As architecture and urban landscaping become more and more defensive, especially as a way towards keeping homelessness outside the city center and making it invisible by pushing it towards the margins, imagining and eventually building spaces that counteract this hostility towards bodies marked as unwanted or illegitimate becomes vital. As urban structures rely more and more on insidious design elements that prevent unwanted bodies from seeking any kind of refuge in public spaces, revealing the violence of such elements becomes vital, especially because it’s the kind of violence that, more often than not, goes unnoticed by most people except those who are actually excluded by it.
Hatched as an elaboration on an extemporaneous performance given on April 18th, 2017 for the Living Conditions Reading Series at Silent Barn, Bushwick, NY, Saretta Morgan’s Room for a Counter Interior could be grasped as a razor-like counterpoise to security measures and designs that are being put in public space partly because of the breakdown of various communities that were marginalized in the first place. It’s a daring little chapbook that tries to expose how replacing the defensive structures used to remove people who have become disconnected, and ultimately excluded from the already scarce support systems with the architecture of caring, intimate spaces, even if they are as transitory as human bodies, might come as an utter extrication from principles based on the violent exclusion of the other.
what if the room were a grid, which can, though it is not often thought to, evolve to tolerate error: glistened torso joining breath weight now in the deep root of a cell.
what if you woke up mourning inside it. a pale yellow morning frayed and waiting to pass a minute a window the time it takes. you might crawl your way out of it again.

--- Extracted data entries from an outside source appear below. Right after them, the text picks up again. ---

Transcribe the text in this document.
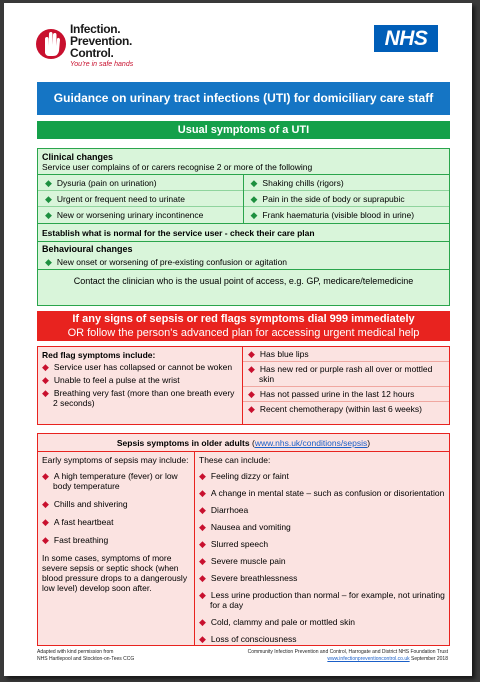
Infection.
Prevention.
Control.
You're in safe hands
NHS
Guidance on urinary tract infections (UTI) for domiciliary care staff
Usual symptoms of a UTI
Clinical changes
Service user complains of or carers recognise 2 or more of the following
◆ Dysuria (pain on urination)
◆ Urgent or frequent need to urinate
◆ New or worsening urinary incontinence
◆ Shaking chills (rigors)
◆ Pain in the side of body or suprapubic
◆ Frank haematuria (visible blood in urine)
Establish what is normal for the service user - check their care plan
Behavioural changes
◆ New onset or worsening of pre-existing confusion or agitation
Contact the clinician who is the usual point of access, e.g. GP, medicare/telemedicine
If any signs of sepsis or red flags symptoms dial 999 immediately
OR follow the person's advanced plan for accessing urgent medical help
Red flag symptoms include:
◆ Service user has collapsed or cannot be woken
◆ Unable to feel a pulse at the wrist
◆ Breathing very fast (more than one breath every 2 seconds)
◆ Has blue lips
◆ Has new red or purple rash all over or mottled skin
◆ Has not passed urine in the last 12 hours
◆ Recent chemotherapy (within last 6 weeks)
Sepsis symptoms in older adults (www.nhs.uk/conditions/sepsis)
Early symptoms of sepsis may include:
◆ A high temperature (fever) or low body temperature
◆ Chills and shivering
◆ A fast heartbeat
◆ Fast breathing
In some cases, symptoms of more severe sepsis or septic shock (when blood pressure drops to a dangerously low level) develop soon after.
These can include:
◆ Feeling dizzy or faint
◆ A change in mental state – such as confusion or disorientation
◆ Diarrhoea
◆ Nausea and vomiting
◆ Slurred speech
◆ Severe muscle pain
◆ Severe breathlessness
◆ Less urine production than normal – for example, not urinating for a day
◆ Cold, clammy and pale or mottled skin
◆ Loss of consciousness
Adapted with kind permission from
NHS Hartlepool and Stockton-on-Tees CCG
Community Infection Prevention and Control, Harrogate and District NHS Foundation Trust
www.infectionpreventioncontrol.co.uk September 2018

Filtering reality through one’s body also means becoming painfully aware of the body’s limitations, both physiological and mental. And trauma is only one of the many facets that leave their imprints on the architecture of the human body, reducing it to a mere functioning structure prone to getting triggered unless resistance is built. It is in this context that blurring the lines between outer and inner space elicits caring for the other, intimacy, and the kind of fluidity that softens differences without dissolving them at the expense of each other. For Morgan, love doesn't look like resistance anymore — it has grown to be “a leap into the unimaginable.”
claim your body and you are thought under duress. claim another body and you are immediately something else.
It’s a seemingly rootless but desire-filled intimacy that gets multiplied in these pages, through the nurture of its deepest contradictions and the unabashed fabrication of its own spaces, mostly built from common postures and body reactions that might otherwise go unnoticed. Room for a Counter Interior insinuates itself as an offbeat anatomy, changing its texture and intensity to cover up old wounds that are not yet scarred and pander to emotions that have the quiet, invisible dynamics of the tectonic plates. But it’s the undiluted warmth that stays the same, no matter what.
the skin stretched and sewn to conceal a wound in the head.
shifting: across granite evening. horizon.
through the phone I say, it can be awful. it can be violent and illuminate something meaningful.
Saretta Morgan is a Brooklyn-based writer and artist concerned with the experience of intimate spaces. Her work has appeared in Apogee Journal, Tagvverk, The Guardian, Tuesday, An Art Journal, Mutating Cities, and The Volta, among others. She is the author of the forthcoming Feeling Upon Arrival (Ugly Duckling Presse, 2018).